We made it through the Ides of March, which saw the assassination of Julius Caesar in 44 BC. But before Julius Caesar began his dictatorship, there was another leader of the Roman Empire who was as infamous as Caesar was famous. His full name was Gaius Julius Caesar Augustus Germanicus. That’s a mouthful, so he was most often referred to by his nickname, Caligula. That very word still brings up images of debauchery and madness today. He came to power on this day in 37 BC.

It was Alexander Pope who said that absolute power corrupts absolutely. He was right, and Caligula is a perfect example of that. Well, let’s dial that back a bit. There’s a good chance that Caligula was a little bit nuts before he became the emperor, so giving him total control of the Roman Empire just exacerbated that situation.

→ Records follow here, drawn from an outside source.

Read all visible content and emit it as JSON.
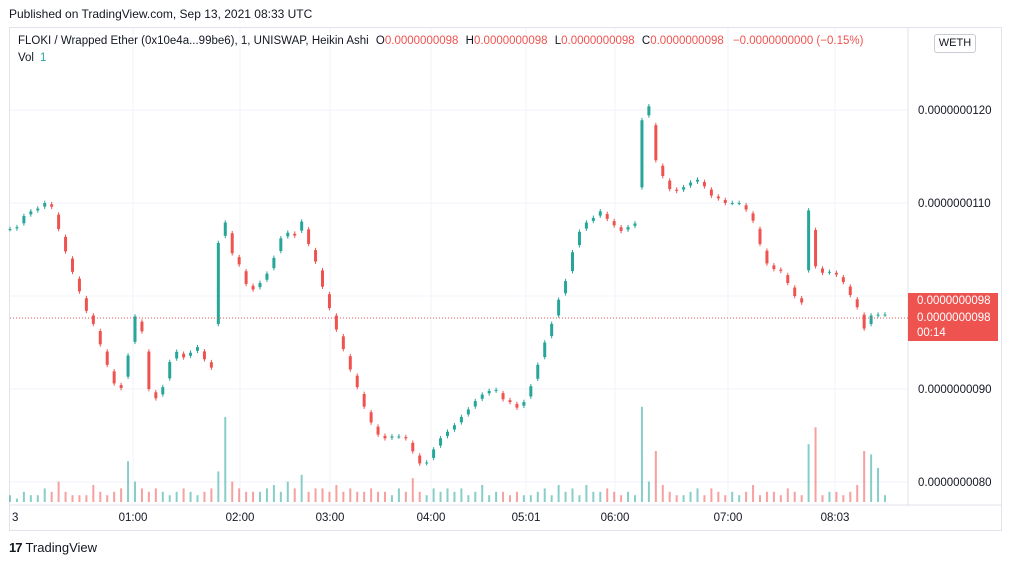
{
  "published": "Published on TradingView.com, Sep 13, 2021 08:33 UTC",
  "legend": {
    "symbol": "FLOKI / Wrapped Ether (0x10e4a...99be6), 1, UNISWAP, Heikin Ashi",
    "o_label": "O",
    "o_value": "0.0000000098",
    "h_label": "H",
    "h_value": "0.0000000098",
    "l_label": "L",
    "l_value": "0.0000000098",
    "c_label": "C",
    "c_value": "0.0000000098",
    "change": "−0.0000000000 (−0.15%)",
    "vol_label": "Vol",
    "vol_value": "1"
  },
  "currency_button": "WETH",
  "price_tag": {
    "price": "0.0000000098",
    "price2": "0.0000000098",
    "countdown": "00:14"
  },
  "brand": "TradingView",
  "colors": {
    "up": "#26a69a",
    "down": "#ef5350",
    "grid": "#f0f3fa"
  },
  "chart_data": {
    "type": "candlestick",
    "ylim": [
      7.8e-09,
      1.28e-08
    ],
    "y_ticks": [
      "0.0000000120",
      "0.0000000110",
      "0.0000000090",
      "0.0000000080"
    ],
    "x_ticks": [
      "3",
      "01:00",
      "02:00",
      "03:00",
      "04:00",
      "05:01",
      "06:00",
      "07:00",
      "08:03"
    ],
    "last_price": 9.8e-09,
    "close_series": [
      107.2,
      107.4,
      108.6,
      109.1,
      109.4,
      110.0,
      109.6,
      107.2,
      104.8,
      102.6,
      100.5,
      98.4,
      97.0,
      94.8,
      92.6,
      90.6,
      90.1,
      93.6,
      97.8,
      96.2,
      90.0,
      89.0,
      90.2,
      92.9,
      94.0,
      93.4,
      93.9,
      94.5,
      93.2,
      92.3,
      105.7,
      107.9,
      104.6,
      103.4,
      101.3,
      100.7,
      101.4,
      102.4,
      104.1,
      106.2,
      106.8,
      106.5,
      108.0,
      105.6,
      103.7,
      101.0,
      98.7,
      96.4,
      94.3,
      92.1,
      90.2,
      88.1,
      86.4,
      85.1,
      84.7,
      84.9,
      84.9,
      84.7,
      83.3,
      82.0,
      82.1,
      83.5,
      84.7,
      85.4,
      86.1,
      87.0,
      87.8,
      88.7,
      89.4,
      89.8,
      89.9,
      88.9,
      88.6,
      88.0,
      88.6,
      90.3,
      92.6,
      95.0,
      97.0,
      99.6,
      101.6,
      104.7,
      106.9,
      107.9,
      108.4,
      109.1,
      108.3,
      107.6,
      107.0,
      107.4,
      107.8,
      118.9,
      120.4,
      114.6,
      112.9,
      111.5,
      111.3,
      111.7,
      112.2,
      112.5,
      111.8,
      110.8,
      110.5,
      110.0,
      110.0,
      110.0,
      109.3,
      108.1,
      105.6,
      103.5,
      102.9,
      102.7,
      101.4,
      100.0,
      99.3,
      109.2,
      103.2,
      102.5,
      102.6,
      102.3,
      101.5,
      100.1,
      98.8,
      96.5,
      97.9,
      98.0,
      98.0
    ],
    "volume_series": [
      2,
      1,
      3,
      2,
      2,
      4,
      3,
      6,
      3,
      2,
      2,
      2,
      5,
      3,
      2,
      3,
      4,
      12,
      6,
      4,
      3,
      4,
      3,
      2,
      3,
      4,
      3,
      2,
      3,
      4,
      9,
      25,
      6,
      4,
      3,
      3,
      3,
      4,
      5,
      3,
      6,
      4,
      8,
      3,
      4,
      4,
      3,
      5,
      3,
      4,
      3,
      3,
      4,
      3,
      3,
      2,
      4,
      3,
      7,
      3,
      2,
      4,
      3,
      4,
      3,
      4,
      2,
      3,
      5,
      2,
      3,
      3,
      2,
      3,
      2,
      2,
      3,
      4,
      2,
      5,
      3,
      4,
      2,
      5,
      3,
      3,
      4,
      3,
      2,
      3,
      2,
      28,
      6,
      15,
      5,
      3,
      2,
      2,
      3,
      4,
      2,
      4,
      3,
      2,
      3,
      2,
      3,
      5,
      2,
      3,
      3,
      2,
      4,
      3,
      2,
      17,
      22,
      2,
      3,
      3,
      2,
      3,
      5,
      15,
      14,
      10,
      2
    ]
  }
}
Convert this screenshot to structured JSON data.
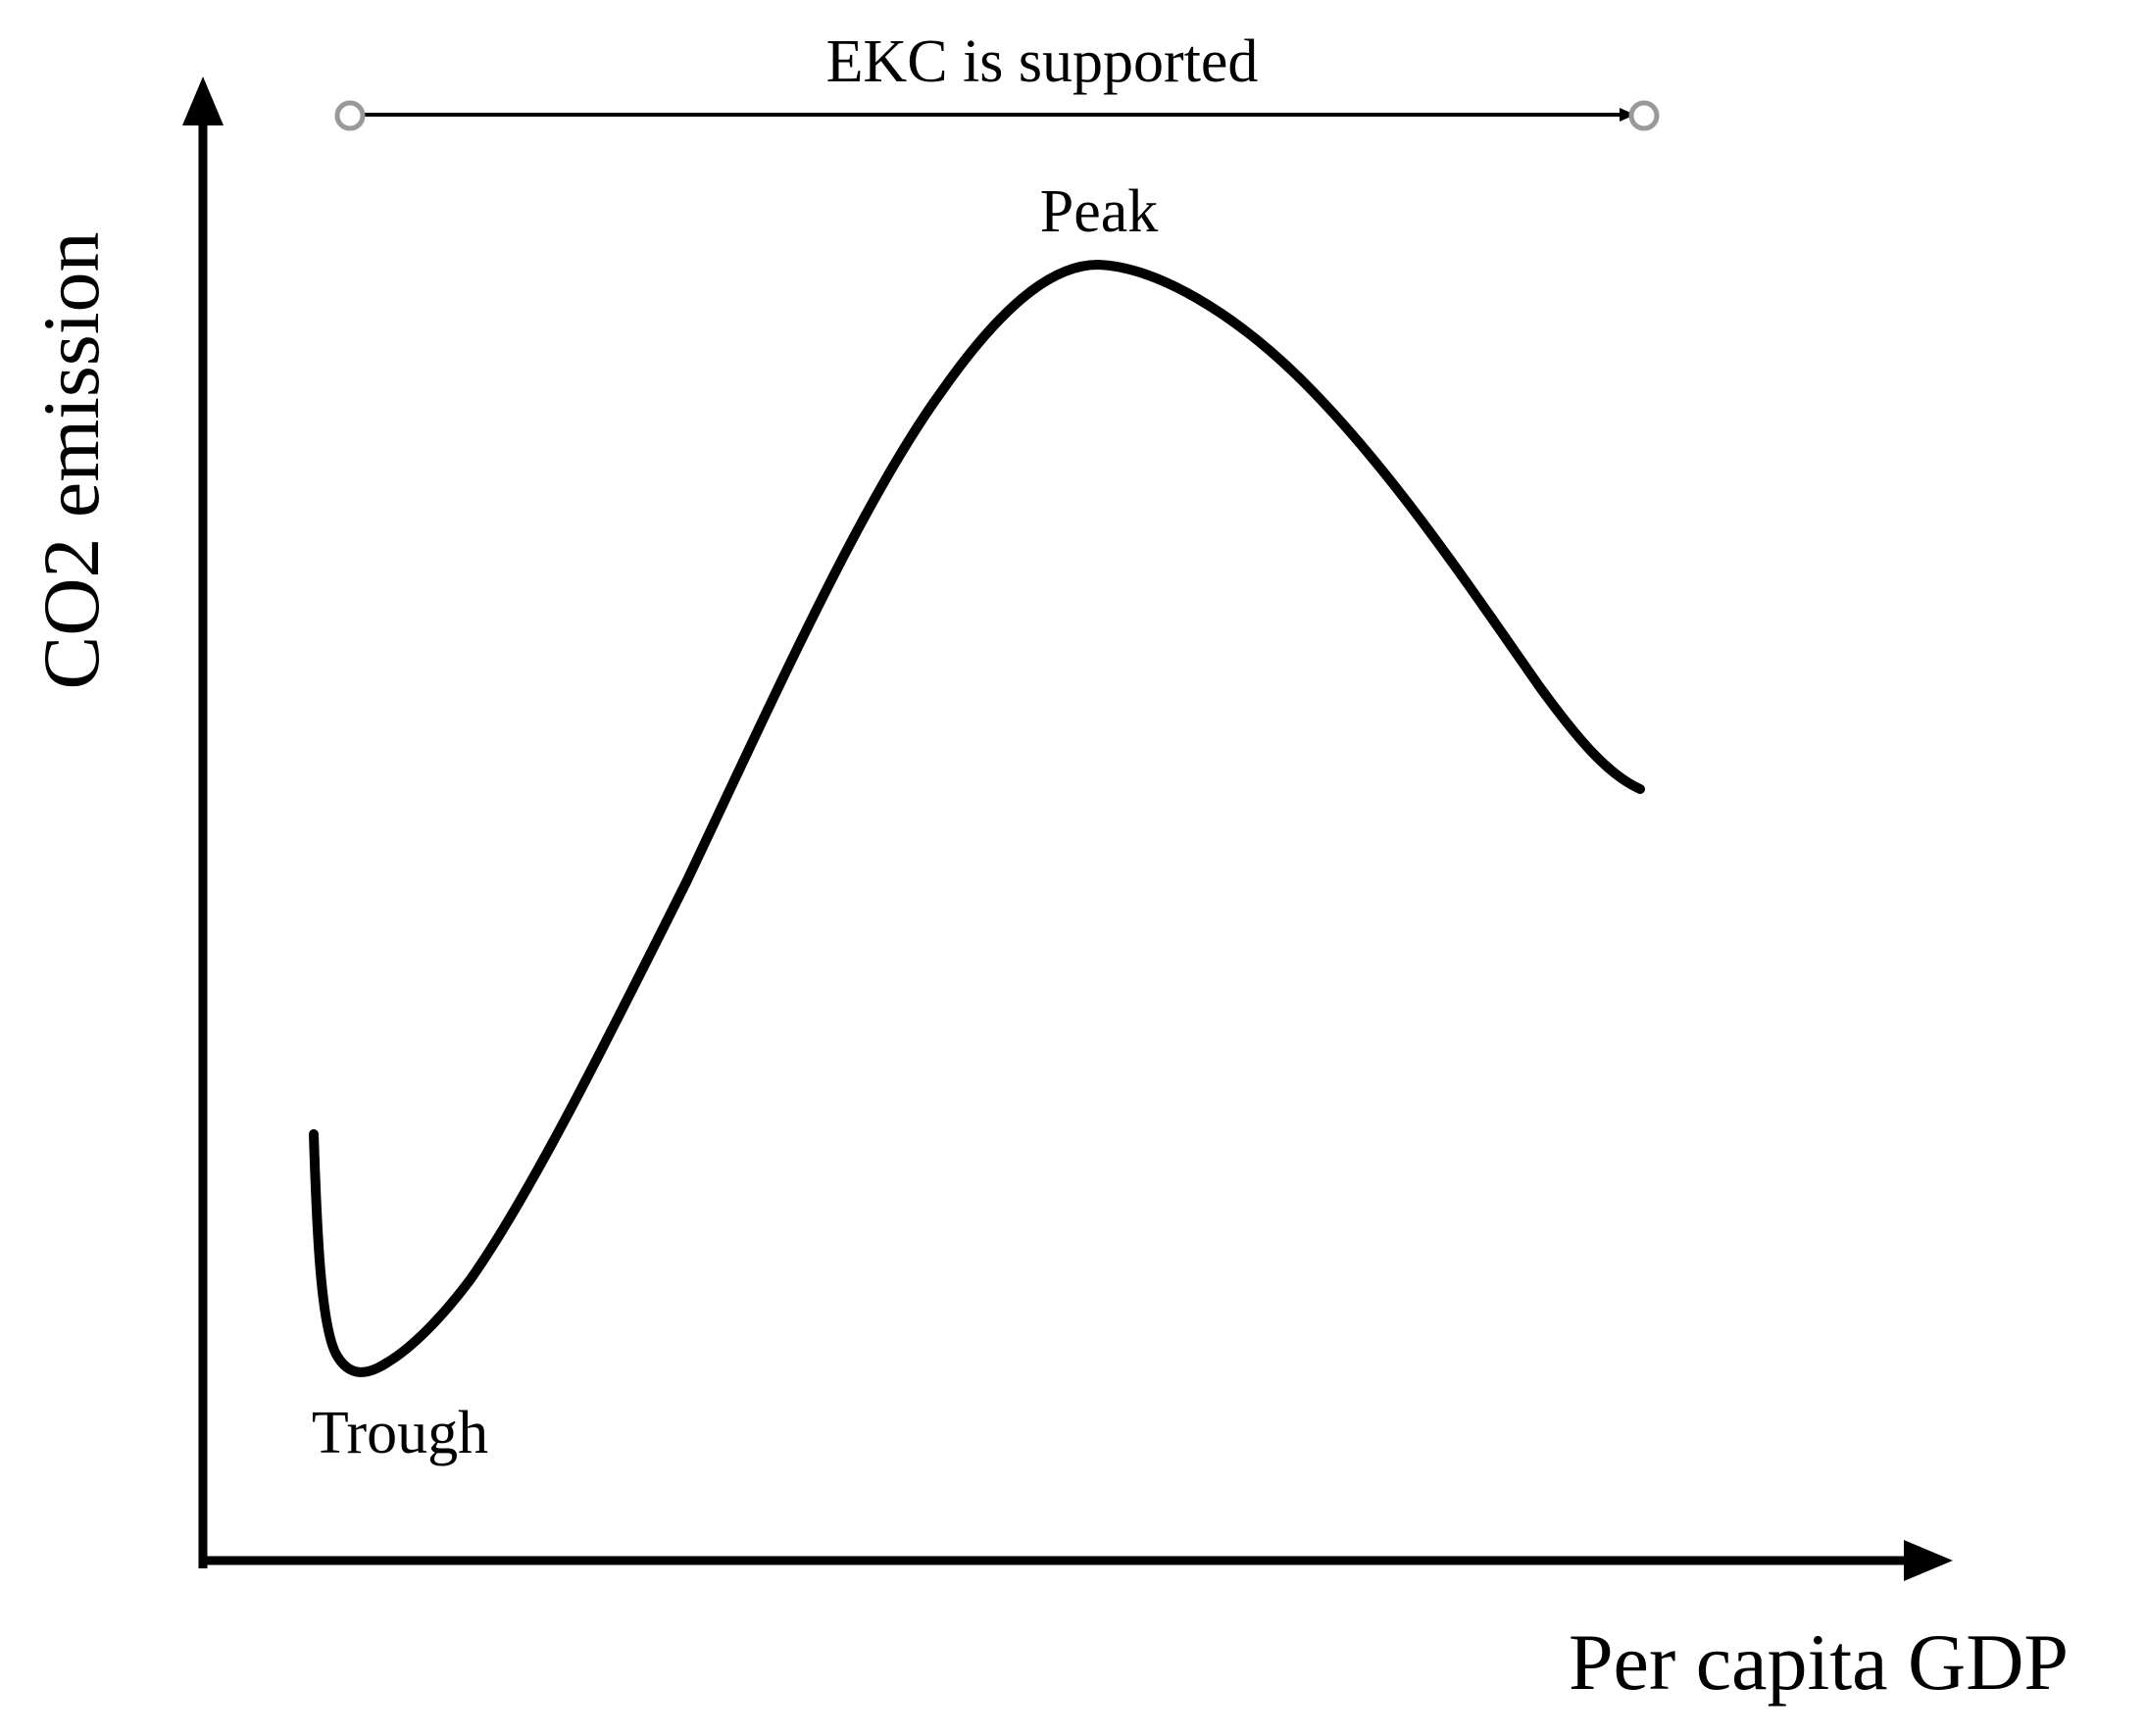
{
  "diagram": {
    "y_axis_label": "CO2 emission",
    "x_axis_label": "Per capita GDP",
    "range_label": "EKC is supported",
    "peak_label": "Peak",
    "trough_label": "Trough"
  },
  "colors": {
    "line": "#000000",
    "range_endpoint": "#999999",
    "background": "#ffffff"
  }
}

Things seemed fine in the Empire for the first six months. Caligula banned trials for treason, recalled all the exiles, and raised the pay of the military. There is even evidence that he began laying out plans for the invasion of Britain.

In October 37 AD, things changed. Caligula fell ill. Maybe he was poisoned. My personal vote is for syphilis. Whatever it was, after his illness, Caligula turned mean. He began eliminating any person that he viewed as a threat. With his paranoia ramped up to 11, that was a lot of people.

He had his own adopted son murdered. He may have poisoned his grandmother. He whacked his father-in-law and brother-in-law. When his favorite sister died, he exiled his other two sisters.

Caligula was also given to banging other men’s wives, including the wives of members of the Senate. This did nothing to endear him to the hearts of the senators. There is one recorded instance of Caligula ordering an entire section of the crowd at the gladiatorial games to be thrown to the lions. It was intermission. There were no more criminals. He was bored. It happens.

The Emperor insisted a two-mile-long floating bridge be constructed across the Bay of Bauli. This required hundreds of Roman merchant ships and builders. And he only wanted to spend a couple of days on his horse, riding across it.

Oh, the horse. Caligula loved his horse, Incitatus. He had a stall built for it made of marble. In an inspired bit of lunacy, Caligula had Incitatus ordained as a priest.

It was when Caligula decided that he was a living representation of the gods that the Senate decided to take action. Two temples were set up for Caligula worship, and he began calling himself the “New Sun.” Even for the Romans, that was quite enough, thank you very much.

Caligula’s role as emperor came to an end when he was forced to abdicate his position by a lot of people killing him. He was stabbed 30 times by a group of conspirators. So much for that whole being a god thing.

It’s not so much the real Caligula we remember as it is Malcolm McDowell’s portrayal of him in the 1979 Tinto Brass film called, shockingly enough, Caligula. This movie was controversial because it had big stars, like Sir John Gielgud and Peter O’Toole, but it had also had scenes of hardcore pornography which, thankfully, did not include Sir John Gielgud or Peter O’Toole. The movie did feature Helen Mirren in an early role, if you’re into that sort of thing, and you are.

Caligula is still banned in Canada and Iceland. However, to the best of my knowledge, Caligula Reincarnated As Hitler is not. This Naziploitation movie, also known as Last Orgy of the Third Reich, is a horrible piece of film, filled with cannibalism, sodomy, and rape. These are all things Caligula was also into, but beyond that, he has nothing to do with the movie.

Matthew Sweet used one of Malcolm McDowell’s speeches from Caligula as the intro to his song, “Ugly Truth Rock.” The Smiths sang about being asked to do things at the end of the day that would have made Caligula blush.

He’s still the gold standard for terrible behavior and self-aggrandization. He’s what every Seventies rock star dreamed of being. Caligula really was a golden god, except that he wasn’t, because gods can’t be stabbed. Is that true? Mel Gibson says no. I’m going to have to rethink my entire belief system now.